There are interesting episodes to tell about his time in the clinic, e.g. about the then - in the truest sense of the word - closed department for prostitutes with a US MP on a stool by the bars in the corridor (Bremen and Bremerhaven were an American enclave). Among other things, he experienced the treatment of venereal infections with penicillin and the administration of glucocorticoids, e.g. for pemphigus.
He wrote his doctoral thesis under Prof. Albin Proppe in Kiel, for which he was sent a box of textbooks from the Göttingen University Library, which he had to return after 4 weeks. Some relatives in Bremen helped him to transcribe important passages. He finally obtained his doctorate in Kiel in 1953 on the subject: "On uremicides with a casuistic contribution of a uremicide with the manifestations of pemphigus vulgaris".
In 1955 he married my mother, whom he still knew from the school they attended together in Nordenham. I was born in 1956 and my brother in 1959.
In the first years of his practice (he initially lived in a back room of the practice), he gave medical lessons to prospective captains at the Bremen Maritime School (now the "College of Nautical Science") once a week before his regular consultation hours due to his strained financial situation. In order to get his already experienced "students" awake at that early hour, he began each lecture with a unique poem or joke from the Temmler calendar ("Pearls of German Poetry", as he called it). This way of beginning lessons was legendary among the course participants, as I was later assured by a captain when he asked me in my office in Bremen about possible connections to the nautical school because of my surname. Each year of training ended with a practical task in which the future captains had to line up in a circle with their trousers down and administer an intragluteal NaCl injection to the person in front of them under my father's supervision.
My father then ran his specialist practice in Bremen for several decades. As a high school student who knew that he would follow in his father's footsteps, I would occasionally visit him in the practice and had to look at the methylene blue-stained go-preparations on display: " Findings? - Negative! - Take a closer look again..."

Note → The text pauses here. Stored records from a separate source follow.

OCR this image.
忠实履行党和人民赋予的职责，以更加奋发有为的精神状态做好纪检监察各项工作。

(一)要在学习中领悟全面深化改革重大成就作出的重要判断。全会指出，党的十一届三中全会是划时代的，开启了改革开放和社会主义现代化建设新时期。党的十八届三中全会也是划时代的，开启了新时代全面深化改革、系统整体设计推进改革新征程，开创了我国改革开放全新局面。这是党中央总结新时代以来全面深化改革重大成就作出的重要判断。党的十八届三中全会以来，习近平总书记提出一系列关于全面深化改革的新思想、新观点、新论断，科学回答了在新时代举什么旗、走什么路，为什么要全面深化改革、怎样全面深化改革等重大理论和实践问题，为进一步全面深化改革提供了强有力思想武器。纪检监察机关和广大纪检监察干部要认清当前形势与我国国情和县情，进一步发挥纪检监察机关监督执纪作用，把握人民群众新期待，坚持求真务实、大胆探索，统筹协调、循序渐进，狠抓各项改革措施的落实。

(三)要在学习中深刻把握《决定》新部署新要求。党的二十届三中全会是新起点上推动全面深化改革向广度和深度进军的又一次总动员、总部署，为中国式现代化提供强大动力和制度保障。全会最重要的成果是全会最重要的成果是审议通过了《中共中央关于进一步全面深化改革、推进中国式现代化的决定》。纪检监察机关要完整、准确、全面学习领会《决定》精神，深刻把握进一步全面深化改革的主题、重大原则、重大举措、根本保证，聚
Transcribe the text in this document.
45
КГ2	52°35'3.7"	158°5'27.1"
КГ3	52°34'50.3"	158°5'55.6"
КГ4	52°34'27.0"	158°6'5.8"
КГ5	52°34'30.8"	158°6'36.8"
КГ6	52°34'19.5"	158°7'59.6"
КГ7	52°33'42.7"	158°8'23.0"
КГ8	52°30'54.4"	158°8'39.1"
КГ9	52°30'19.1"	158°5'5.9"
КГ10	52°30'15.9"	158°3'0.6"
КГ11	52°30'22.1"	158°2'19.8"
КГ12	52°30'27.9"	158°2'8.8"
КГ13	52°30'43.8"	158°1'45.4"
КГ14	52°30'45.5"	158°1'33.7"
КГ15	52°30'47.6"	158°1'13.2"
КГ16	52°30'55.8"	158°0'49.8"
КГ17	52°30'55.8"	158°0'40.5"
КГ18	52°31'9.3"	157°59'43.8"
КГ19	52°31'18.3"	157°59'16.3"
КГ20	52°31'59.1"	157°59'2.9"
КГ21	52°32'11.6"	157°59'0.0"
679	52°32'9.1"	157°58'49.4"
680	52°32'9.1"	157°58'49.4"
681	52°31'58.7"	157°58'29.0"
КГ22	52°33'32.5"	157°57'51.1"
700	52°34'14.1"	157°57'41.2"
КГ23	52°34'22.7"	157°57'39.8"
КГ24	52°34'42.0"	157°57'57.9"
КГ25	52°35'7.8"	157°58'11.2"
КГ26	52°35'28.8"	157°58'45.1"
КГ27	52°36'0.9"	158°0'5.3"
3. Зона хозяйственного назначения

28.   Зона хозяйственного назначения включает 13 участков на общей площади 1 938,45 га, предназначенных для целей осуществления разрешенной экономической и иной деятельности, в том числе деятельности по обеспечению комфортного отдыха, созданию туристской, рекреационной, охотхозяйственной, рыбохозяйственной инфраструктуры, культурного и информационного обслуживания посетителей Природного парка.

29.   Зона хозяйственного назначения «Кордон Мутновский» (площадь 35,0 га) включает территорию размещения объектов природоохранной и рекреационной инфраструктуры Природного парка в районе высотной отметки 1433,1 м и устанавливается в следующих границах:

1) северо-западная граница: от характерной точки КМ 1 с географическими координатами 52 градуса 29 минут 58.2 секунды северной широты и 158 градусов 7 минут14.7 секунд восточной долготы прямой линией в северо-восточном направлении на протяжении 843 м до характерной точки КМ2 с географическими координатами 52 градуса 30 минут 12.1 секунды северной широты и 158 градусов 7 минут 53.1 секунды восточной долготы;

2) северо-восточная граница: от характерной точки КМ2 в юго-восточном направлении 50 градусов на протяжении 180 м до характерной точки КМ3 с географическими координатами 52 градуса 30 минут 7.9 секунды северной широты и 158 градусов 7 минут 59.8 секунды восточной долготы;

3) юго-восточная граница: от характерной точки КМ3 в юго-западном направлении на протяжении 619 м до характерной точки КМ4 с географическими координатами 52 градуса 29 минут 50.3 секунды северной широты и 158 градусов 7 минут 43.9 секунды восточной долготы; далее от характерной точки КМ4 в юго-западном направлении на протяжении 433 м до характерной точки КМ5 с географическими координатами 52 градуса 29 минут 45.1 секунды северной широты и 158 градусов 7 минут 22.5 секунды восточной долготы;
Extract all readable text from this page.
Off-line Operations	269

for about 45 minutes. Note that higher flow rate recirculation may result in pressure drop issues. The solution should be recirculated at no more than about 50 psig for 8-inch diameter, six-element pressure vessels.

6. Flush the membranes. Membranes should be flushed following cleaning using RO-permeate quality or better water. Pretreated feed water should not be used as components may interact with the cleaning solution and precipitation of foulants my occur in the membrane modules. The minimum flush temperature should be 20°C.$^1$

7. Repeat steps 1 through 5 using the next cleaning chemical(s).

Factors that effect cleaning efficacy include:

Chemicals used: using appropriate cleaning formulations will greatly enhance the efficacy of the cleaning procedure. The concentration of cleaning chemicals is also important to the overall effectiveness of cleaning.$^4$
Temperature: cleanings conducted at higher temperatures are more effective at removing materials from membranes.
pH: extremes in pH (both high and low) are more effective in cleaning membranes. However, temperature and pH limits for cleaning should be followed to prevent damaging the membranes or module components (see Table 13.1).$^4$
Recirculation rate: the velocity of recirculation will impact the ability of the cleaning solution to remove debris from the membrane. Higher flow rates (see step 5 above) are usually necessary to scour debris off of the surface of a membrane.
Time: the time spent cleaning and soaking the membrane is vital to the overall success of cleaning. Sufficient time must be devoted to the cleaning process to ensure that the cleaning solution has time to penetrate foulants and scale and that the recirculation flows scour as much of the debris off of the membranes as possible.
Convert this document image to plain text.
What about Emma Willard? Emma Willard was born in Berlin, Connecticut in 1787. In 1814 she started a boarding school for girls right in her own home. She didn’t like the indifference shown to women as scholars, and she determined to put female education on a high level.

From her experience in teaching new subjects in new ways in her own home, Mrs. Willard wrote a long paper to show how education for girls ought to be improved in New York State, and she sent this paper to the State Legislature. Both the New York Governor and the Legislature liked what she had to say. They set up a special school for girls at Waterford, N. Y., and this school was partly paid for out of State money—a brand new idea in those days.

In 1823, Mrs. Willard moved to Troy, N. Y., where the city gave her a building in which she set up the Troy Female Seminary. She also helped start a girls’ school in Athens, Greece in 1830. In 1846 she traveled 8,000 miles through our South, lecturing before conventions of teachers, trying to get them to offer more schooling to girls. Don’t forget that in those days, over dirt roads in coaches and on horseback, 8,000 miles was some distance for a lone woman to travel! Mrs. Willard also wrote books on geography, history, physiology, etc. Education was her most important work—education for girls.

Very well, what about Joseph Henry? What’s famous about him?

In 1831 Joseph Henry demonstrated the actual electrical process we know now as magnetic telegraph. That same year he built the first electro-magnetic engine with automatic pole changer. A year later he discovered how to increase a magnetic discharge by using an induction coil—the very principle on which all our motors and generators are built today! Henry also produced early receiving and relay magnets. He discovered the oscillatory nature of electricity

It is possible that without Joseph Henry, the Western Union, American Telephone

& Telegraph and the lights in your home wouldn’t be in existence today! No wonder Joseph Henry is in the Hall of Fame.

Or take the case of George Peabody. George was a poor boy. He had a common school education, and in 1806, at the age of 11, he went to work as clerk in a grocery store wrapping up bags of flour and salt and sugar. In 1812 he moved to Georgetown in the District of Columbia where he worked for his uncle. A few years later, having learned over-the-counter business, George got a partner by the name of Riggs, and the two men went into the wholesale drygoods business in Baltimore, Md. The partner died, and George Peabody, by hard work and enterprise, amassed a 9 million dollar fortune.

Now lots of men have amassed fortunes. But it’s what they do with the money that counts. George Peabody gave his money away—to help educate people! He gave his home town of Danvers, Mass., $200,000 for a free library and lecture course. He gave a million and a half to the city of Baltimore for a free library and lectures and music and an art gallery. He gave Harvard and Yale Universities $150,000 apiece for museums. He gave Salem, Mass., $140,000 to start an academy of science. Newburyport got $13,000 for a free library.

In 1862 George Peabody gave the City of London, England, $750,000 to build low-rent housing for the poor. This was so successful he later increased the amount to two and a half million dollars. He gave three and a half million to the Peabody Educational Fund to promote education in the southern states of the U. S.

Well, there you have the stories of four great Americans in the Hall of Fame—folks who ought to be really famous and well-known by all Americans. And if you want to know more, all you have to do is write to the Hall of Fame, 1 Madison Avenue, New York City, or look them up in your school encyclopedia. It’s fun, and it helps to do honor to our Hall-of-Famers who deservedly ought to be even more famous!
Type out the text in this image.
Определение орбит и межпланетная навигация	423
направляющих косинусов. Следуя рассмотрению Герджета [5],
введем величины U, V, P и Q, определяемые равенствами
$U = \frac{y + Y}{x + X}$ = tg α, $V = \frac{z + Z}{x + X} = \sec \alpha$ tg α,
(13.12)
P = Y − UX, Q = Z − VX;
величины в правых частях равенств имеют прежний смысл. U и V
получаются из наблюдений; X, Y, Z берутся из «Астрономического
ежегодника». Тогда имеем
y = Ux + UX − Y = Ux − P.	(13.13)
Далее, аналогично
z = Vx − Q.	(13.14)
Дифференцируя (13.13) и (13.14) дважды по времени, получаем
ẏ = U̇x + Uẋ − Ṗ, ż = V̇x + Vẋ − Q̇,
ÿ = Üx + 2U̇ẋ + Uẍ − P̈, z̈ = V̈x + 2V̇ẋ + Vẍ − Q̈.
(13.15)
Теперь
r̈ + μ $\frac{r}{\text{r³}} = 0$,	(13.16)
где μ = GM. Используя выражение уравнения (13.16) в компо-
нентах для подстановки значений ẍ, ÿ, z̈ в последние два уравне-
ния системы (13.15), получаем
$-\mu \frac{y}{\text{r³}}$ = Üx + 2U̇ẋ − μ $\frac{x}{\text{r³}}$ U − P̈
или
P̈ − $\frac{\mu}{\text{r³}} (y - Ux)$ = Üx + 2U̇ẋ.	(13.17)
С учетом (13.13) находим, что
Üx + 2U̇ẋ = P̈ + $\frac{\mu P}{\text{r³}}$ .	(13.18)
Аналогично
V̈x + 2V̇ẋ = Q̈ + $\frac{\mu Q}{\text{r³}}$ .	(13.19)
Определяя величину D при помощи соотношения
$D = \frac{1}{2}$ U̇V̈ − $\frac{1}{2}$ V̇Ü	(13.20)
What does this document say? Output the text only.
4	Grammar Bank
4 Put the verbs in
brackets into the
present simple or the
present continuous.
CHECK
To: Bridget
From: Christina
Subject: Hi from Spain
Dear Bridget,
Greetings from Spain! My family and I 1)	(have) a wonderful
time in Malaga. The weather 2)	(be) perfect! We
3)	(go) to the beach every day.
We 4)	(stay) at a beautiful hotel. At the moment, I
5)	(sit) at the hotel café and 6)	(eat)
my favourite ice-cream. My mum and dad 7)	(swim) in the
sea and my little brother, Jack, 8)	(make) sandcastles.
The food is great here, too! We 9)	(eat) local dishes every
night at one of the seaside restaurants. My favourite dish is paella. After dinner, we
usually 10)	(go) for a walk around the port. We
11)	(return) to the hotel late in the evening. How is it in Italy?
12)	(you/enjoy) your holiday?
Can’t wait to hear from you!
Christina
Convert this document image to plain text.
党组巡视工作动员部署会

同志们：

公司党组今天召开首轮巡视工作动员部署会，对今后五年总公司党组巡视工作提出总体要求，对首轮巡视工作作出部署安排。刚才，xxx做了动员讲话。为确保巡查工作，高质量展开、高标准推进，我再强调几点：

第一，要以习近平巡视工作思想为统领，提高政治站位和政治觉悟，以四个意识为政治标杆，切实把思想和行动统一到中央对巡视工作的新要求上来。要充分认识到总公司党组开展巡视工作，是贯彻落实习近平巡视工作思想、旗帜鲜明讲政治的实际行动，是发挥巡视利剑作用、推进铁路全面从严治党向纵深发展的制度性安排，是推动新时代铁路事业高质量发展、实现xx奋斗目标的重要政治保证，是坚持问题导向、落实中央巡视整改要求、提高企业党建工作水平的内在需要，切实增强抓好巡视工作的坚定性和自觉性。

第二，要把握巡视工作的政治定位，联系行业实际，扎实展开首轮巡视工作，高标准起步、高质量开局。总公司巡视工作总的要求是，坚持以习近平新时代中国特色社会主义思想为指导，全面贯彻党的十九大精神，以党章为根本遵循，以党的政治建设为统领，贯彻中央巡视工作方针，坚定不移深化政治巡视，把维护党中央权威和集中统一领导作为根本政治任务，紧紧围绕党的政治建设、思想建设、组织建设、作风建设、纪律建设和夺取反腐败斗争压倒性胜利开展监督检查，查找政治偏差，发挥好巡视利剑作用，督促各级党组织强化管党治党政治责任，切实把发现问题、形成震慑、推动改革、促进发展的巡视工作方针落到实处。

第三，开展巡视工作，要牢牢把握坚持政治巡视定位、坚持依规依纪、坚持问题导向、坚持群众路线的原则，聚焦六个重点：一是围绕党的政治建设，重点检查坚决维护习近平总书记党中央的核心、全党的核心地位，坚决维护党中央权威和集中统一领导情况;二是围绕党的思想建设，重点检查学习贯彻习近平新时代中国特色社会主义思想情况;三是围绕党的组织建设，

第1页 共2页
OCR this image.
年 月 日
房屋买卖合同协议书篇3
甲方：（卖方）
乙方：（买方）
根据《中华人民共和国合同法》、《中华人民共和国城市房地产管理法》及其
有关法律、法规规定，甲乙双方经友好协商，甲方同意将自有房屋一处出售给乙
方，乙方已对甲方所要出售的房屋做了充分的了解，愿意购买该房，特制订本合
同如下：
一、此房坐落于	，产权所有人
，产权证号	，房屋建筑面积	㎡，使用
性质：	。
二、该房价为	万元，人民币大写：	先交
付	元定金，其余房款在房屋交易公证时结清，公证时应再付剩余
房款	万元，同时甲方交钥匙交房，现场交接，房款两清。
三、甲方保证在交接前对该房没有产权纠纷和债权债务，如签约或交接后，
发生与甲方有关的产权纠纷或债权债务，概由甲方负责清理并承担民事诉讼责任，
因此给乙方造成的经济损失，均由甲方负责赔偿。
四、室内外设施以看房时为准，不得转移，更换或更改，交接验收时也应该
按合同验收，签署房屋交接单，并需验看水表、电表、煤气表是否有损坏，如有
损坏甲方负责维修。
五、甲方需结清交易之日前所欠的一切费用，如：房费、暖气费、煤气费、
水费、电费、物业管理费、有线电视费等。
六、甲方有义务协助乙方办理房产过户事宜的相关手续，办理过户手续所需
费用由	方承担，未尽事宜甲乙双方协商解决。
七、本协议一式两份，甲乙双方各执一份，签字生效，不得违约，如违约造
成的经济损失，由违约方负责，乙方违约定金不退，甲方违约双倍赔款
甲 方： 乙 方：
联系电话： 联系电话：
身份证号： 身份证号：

As he once told me, a patient said to him: "Doctor, were you once in the military? - Yes - but you can tell..."
Due to the ZVS, I didn't get my university place in Tübingen in 1975 (although my first preference), as my father would have liked, especially as I would have become active in his fraternity there, but in Kiel (8th place). Due to the significant age difference, I was unable to take over his practice, which patients had repeatedly asked him about when he handed over his practice.
My passing the state examination in Kiel in 1981 naturally filled him with pride, as did my doctorate under Prof. Enno Christophers in 1983. Unfortunately, he didn't live to see my specialist examination in Bremen in 1987. He died six months earlier after a long and serious illness.